Use the following steps to connect to the worker nodes for your cluster.
[AZURE.IMPORTANT] If you use an SSH key to authenticate your account, you must complete the previous steps to verify that agent forwarding is working.
- Connect to the HDInsight cluster by using SSH as described previously.
- Once you are connected, use the following to retrieve a list of the nodes in your cluster. Replace ADMINPASSWORD with the password for your cluster admin account. Replace CLUSTERNAME with the name of your cluster.This will return information in JSON format for the nodes in the cluster, including
host_name
, which contains the fully qualified domain name (FQDN) for each node. The following is an example of ahost_name
entry returned by the curl command: - Once you have a list of the worker nodes you want to connect to, use the following command from the SSH session to the server to open a connection to a worker node:Replace USERNAME with your SSH user name and FQDN with the FQDN for the worker node. For example,
workernode0.workernode-0-e2f35e63355b4f15a31c460b6d4e1230.j1.internal.cloudapp.net
.[AZURE.NOTE] If you use a password to authentication your SSH session, you will be prompted to enter the password again. If you use an SSH key, the connection should finish without any prompts. - Once the session has been established, the terminal prompt will change from
username@hn#-clustername
tousername@wk#-clustername
to indicate that you are connected to the worker node. Any commands you run at this point will run on the worker node. - Once you have finished performing actions on the worker node, use the
exit
command to close the session to the worker node. This will return you to theusername@hn#-clustername
prompt.
Connect to a Domain-joined HDInsight cluster
Domain-joined HDInsight integrates Kerberos with Hadoop in HDInsight. Because the SSH user is not an Active Direcotry domain user, this user account cannot run Hadoop commands from SSH shell on a domain-joined cluster directly. You must run kinit first.

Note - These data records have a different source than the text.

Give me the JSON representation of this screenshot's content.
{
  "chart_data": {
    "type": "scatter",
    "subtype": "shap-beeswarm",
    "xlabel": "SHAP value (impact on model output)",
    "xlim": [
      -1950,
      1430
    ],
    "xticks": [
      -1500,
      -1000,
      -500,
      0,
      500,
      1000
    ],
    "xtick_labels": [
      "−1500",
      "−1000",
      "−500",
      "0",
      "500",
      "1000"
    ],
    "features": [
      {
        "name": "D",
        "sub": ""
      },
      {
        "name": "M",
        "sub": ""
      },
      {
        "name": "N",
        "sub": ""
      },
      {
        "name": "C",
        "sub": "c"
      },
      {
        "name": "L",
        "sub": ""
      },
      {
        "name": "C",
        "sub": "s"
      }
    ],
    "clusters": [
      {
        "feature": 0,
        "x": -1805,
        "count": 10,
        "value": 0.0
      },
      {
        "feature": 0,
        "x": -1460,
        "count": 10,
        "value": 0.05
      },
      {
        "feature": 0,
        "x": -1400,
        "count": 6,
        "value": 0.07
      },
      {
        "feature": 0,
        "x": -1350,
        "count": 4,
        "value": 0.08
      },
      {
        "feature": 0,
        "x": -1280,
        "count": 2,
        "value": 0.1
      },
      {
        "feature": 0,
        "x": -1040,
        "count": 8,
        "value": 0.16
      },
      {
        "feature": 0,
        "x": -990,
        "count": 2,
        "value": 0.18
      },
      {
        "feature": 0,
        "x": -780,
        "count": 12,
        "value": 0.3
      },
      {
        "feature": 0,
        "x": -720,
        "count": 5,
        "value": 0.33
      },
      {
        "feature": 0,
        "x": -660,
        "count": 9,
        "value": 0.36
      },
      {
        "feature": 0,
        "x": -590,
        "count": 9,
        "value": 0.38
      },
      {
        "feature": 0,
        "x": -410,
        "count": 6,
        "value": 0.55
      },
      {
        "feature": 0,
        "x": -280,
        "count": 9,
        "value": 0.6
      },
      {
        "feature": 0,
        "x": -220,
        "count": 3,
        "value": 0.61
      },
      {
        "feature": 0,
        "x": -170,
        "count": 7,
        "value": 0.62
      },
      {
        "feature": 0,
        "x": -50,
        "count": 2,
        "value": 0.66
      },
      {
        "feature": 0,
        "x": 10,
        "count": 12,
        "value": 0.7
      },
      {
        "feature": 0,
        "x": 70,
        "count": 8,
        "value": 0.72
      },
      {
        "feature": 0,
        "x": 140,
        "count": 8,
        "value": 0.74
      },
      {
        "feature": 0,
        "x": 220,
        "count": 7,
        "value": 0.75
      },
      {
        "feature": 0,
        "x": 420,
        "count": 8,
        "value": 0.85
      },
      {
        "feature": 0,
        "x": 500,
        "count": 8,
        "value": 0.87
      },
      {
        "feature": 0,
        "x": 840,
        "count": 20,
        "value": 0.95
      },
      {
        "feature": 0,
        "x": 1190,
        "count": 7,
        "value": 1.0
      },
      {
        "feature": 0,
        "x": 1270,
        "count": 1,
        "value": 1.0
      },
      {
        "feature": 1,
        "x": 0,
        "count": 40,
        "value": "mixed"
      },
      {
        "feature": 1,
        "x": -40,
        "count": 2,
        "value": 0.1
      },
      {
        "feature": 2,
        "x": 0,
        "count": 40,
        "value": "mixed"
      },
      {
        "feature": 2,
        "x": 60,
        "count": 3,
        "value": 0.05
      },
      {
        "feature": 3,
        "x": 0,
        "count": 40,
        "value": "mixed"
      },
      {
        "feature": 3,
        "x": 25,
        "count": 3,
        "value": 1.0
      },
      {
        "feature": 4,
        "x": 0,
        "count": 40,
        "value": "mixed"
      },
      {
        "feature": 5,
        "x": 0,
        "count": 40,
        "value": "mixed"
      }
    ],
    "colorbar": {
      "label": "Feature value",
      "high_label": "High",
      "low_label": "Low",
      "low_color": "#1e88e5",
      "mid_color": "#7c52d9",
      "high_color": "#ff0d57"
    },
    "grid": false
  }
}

To run Hive queries on a Domain-joined HDInsight cluster using SSH
- Connect to a Domain-joined HDInsight cluster using SSH. For instrocutions, see Connect to a Linux-based HDInsight cluster.
- Run kinit. It will ask you for a domain user name and domain user password. For more information on configure domain users for domain-joined HDInsight clusters, see Configure Domain-joined HDInisight clusters.

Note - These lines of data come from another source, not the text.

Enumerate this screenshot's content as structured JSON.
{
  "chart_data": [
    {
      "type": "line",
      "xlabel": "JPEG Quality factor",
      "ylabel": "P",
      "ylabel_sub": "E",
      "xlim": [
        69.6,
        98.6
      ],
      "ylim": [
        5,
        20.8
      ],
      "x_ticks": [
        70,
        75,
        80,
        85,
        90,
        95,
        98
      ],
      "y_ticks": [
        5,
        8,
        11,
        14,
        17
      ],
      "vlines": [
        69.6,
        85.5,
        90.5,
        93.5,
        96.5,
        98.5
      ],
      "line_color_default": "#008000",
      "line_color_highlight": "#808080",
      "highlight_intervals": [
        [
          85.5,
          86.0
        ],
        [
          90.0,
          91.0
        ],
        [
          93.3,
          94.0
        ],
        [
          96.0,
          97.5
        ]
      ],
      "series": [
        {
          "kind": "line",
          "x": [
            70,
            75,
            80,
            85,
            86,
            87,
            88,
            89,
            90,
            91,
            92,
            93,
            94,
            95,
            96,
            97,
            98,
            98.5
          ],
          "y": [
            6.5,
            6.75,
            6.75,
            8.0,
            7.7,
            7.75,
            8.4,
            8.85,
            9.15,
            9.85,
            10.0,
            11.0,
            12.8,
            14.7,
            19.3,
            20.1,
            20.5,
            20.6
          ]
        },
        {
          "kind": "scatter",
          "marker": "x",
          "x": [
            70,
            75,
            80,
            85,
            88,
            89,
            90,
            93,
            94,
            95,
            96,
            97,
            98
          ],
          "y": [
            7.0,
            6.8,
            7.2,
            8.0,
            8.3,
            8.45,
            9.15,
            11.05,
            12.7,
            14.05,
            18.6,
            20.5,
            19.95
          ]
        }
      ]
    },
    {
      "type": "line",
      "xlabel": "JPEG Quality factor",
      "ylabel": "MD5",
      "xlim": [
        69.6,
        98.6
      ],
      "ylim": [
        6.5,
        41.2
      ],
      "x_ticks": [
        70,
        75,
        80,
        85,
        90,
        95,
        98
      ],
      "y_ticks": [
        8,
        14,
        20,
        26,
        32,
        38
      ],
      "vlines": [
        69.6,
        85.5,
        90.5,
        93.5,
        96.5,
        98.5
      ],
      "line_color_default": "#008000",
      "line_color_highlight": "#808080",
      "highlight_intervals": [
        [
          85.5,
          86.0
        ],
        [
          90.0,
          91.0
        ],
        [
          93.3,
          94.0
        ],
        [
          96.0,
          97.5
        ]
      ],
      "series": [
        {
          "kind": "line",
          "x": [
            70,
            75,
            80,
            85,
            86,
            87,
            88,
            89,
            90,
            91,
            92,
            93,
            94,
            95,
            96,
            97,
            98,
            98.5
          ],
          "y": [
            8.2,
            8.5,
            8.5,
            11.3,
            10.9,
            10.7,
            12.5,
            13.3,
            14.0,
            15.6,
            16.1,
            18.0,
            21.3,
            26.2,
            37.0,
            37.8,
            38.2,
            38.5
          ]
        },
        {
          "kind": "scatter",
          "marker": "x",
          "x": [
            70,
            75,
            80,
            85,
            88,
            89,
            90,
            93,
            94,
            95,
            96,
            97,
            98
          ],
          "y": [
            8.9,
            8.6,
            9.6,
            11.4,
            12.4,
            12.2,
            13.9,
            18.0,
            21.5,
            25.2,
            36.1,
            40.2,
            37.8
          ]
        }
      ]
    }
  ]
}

- Open the Hive console by enter:Then you can run Hive commands.
##Add more accounts
- Generate a new public key and private key for the new user account, as described in the Create an SSH key section.[AZURE.NOTE] The private key should either be generated on a client that the user will use to connect to the cluster, or securely transferred to such a client after creation.
- From an SSH session to the cluster, add the new user with the following command:This will create a new user account, but will disable password authentication.

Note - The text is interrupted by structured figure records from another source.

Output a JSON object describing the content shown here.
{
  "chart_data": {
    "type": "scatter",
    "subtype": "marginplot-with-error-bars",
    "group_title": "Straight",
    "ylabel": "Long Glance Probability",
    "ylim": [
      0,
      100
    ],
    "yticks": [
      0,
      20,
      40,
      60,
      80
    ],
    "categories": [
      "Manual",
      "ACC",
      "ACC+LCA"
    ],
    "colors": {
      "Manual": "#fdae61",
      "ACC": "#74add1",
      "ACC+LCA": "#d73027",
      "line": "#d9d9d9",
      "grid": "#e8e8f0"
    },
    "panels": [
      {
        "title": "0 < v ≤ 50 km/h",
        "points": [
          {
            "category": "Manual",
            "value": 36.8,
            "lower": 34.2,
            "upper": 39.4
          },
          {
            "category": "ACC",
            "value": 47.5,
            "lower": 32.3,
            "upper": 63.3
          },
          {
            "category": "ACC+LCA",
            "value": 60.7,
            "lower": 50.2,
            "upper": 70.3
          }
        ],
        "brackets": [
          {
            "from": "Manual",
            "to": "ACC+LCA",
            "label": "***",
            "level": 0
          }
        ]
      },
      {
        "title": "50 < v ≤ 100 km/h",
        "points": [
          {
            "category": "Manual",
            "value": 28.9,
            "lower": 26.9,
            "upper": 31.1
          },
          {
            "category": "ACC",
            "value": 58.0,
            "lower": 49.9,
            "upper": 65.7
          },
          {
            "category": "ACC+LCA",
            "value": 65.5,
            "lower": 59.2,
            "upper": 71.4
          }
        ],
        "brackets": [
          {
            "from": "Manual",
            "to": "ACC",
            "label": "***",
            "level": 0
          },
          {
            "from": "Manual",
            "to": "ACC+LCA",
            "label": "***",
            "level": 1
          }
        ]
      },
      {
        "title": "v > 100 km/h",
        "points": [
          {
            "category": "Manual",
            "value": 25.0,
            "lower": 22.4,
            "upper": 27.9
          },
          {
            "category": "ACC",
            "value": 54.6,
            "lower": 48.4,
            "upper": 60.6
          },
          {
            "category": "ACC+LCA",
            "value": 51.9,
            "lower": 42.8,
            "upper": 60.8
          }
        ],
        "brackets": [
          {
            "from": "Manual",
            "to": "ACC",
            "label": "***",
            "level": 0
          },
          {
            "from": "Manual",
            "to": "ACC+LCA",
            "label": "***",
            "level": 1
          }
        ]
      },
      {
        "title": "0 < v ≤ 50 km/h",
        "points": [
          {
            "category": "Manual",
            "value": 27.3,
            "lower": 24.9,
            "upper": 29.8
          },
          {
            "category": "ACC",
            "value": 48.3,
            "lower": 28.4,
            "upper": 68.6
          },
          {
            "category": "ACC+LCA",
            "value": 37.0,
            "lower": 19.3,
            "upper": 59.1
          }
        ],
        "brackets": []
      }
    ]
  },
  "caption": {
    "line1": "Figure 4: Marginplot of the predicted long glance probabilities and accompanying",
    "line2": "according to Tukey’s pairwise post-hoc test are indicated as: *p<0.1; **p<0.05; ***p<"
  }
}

- Create the directory and files to hold the key by using the following commands:
- When the nano editor opens, copy and paste in the contents of the public key for the new user account. Finally, use Ctrl-X to save the file and exit the editor.
- Use the following command to change ownership of the .ssh folder and contents to the new user account:
- You should now be able to authenticate to the server with the new user account and private key.
Eclipse generate rsa key 2048. ##SSH tunneling
SSH can be used to tunnel local requests, such as web requests, to the HDInsight cluster. The request will then be routed to the requested resource as if it had originated on the HDInsight cluster headnode.
[AZURE.IMPORTANT] An SSH tunnel is a requirement for accessing the web UI for some Hadoop services. For example, both the Job History UI or Resource Manager UI can only be accessed using an SSH tunnel.
For more information on creating and using an SSH tunnel, see Use SSH Tunneling to access Ambari web UI, ResourceManager, JobHistory, NameNode, Oozie, and other web UI's.
##Next steps
Now that you understand how to authenticate by using an SSH key, learn how to use MapReduce with Hadoop on HDInsight.